Americans do not understand this. The “clam chowder” (clam chowder), which is popular all over the United States, tastes good, with a lot of sweet potato, milk and flour in it, and it is so thick and gooey that it is hard to It is hard to find clams in it. Now they are thinking of “clam chowder”, chopping up the clam chowder and canning it, so I think the flavor is not bad. On May 7, 1986, a newspaper in Taiwan published a news-style advertisement with the headline of “Deep-sea Precious Abalone Shells – Good Taste with Fresh Flesh “. The name of abalone shells is a good one, that is, ancient iso dek. It is said that abalone shells were introduced to Japan in 1976, and they were also eaten raw. It seems that it has not yet been noticed by gourmets in Taiwan, perhaps because we already have too many delicious varieties. The smallest of the shellfish is the “yellow mud snail” from Jiangsu and Zhejiang. I have never seen such a thing. Jing Qing said she grew up loving to eat it, often without it in the congee and small dishes.

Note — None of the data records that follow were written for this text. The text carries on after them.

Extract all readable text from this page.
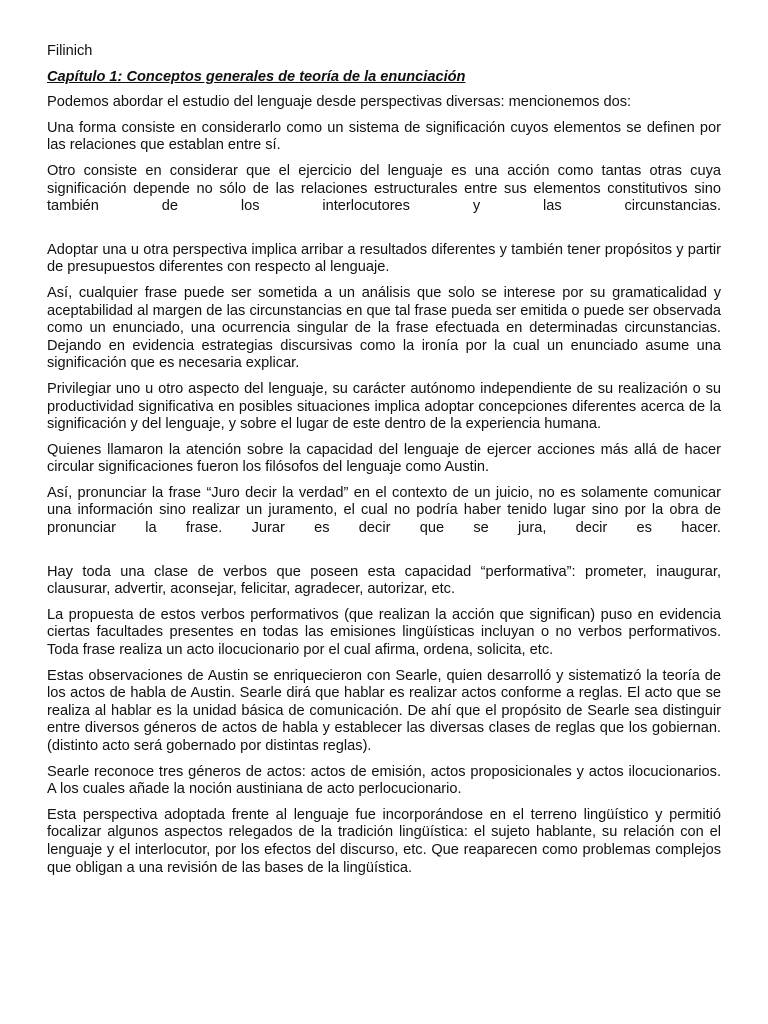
Filinich

Capítulo 1: Conceptos generales de teoría de la enunciación

Podemos abordar el estudio del lenguaje desde perspectivas diversas: mencionemos dos:

Una forma consiste en considerarlo como un sistema de significación cuyos elementos se definen por las relaciones que establan entre sí.

Otro consiste en considerar que el ejercicio del lenguaje es una acción como tantas otras cuya significación depende no sólo de las relaciones estructurales entre sus elementos constitutivos sino también de los interlocutores y las circunstancias.

Adoptar una u otra perspectiva implica arribar a resultados diferentes y también tener propósitos y partir de presupuestos diferentes con respecto al lenguaje.

Así, cualquier frase puede ser sometida a un análisis que solo se interese por su gramaticalidad y aceptabilidad al margen de las circunstancias en que tal frase pueda ser emitida o puede ser observada como un enunciado, una ocurrencia singular de la frase efectuada en determinadas circunstancias. Dejando en evidencia estrategias discursivas como la ironía por la cual un enunciado asume una significación que es necesaria explicar.

Privilegiar uno u otro aspecto del lenguaje, su carácter autónomo independiente de su realización o su productividad significativa en posibles situaciones implica adoptar concepciones diferentes acerca de la significación y del lenguaje, y sobre el lugar de este dentro de la experiencia humana.

Quienes llamaron la atención sobre la capacidad del lenguaje de ejercer acciones más allá de hacer circular significaciones fueron los filósofos del lenguaje como Austin.

Así, pronunciar la frase “Juro decir la verdad” en el contexto de un juicio, no es solamente comunicar una información sino realizar un juramento, el cual no podría haber tenido lugar sino por la obra de pronunciar la frase. Jurar es decir que se jura, decir es hacer.

Hay toda una clase de verbos que poseen esta capacidad “performativa”: prometer, inaugurar, clausurar, advertir, aconsejar, felicitar, agradecer, autorizar, etc.

La propuesta de estos verbos performativos (que realizan la acción que significan) puso en evidencia ciertas facultades presentes en todas las emisiones lingüísticas incluyan o no verbos performativos. Toda frase realiza un acto ilocucionario por el cual afirma, ordena, solicita, etc.

Estas observaciones de Austin se enriquecieron con Searle, quien desarrolló y sistematizó la teoría de los actos de habla de Austin. Searle dirá que hablar es realizar actos conforme a reglas. El acto que se realiza al hablar es la unidad básica de comunicación. De ahí que el propósito de Searle sea distinguir entre diversos géneros de actos de habla y establecer las diversas clases de reglas que los gobiernan. (distinto acto será gobernado por distintas reglas).

Searle reconoce tres géneros de actos: actos de emisión, actos proposicionales y actos ilocucionarios. A los cuales añade la noción austiniana de acto perlocucionario.

Esta perspectiva adoptada frente al lenguaje fue incorporándose en el terreno lingüístico y permitió focalizar algunos aspectos relegados de la tradición lingüística: el sujeto hablante, su relación con el lenguaje y el interlocutor, por los efectos del discurso, etc. Que reaparecen como problemas complejos que obligan a una revisión de las bases de la lingüística.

One day she actually caught a glimpse of a bottle of yellow mud snail in a store in Taipei, as if she had met her old friend in another country, bought it all back. It is told that this is a seafarer accidentally brought to the consignment, later to buy again can not buy. The yellow mud snail is as small as a green bean, black, inconspicuous, the meat inside is of course pathetic, and very salty.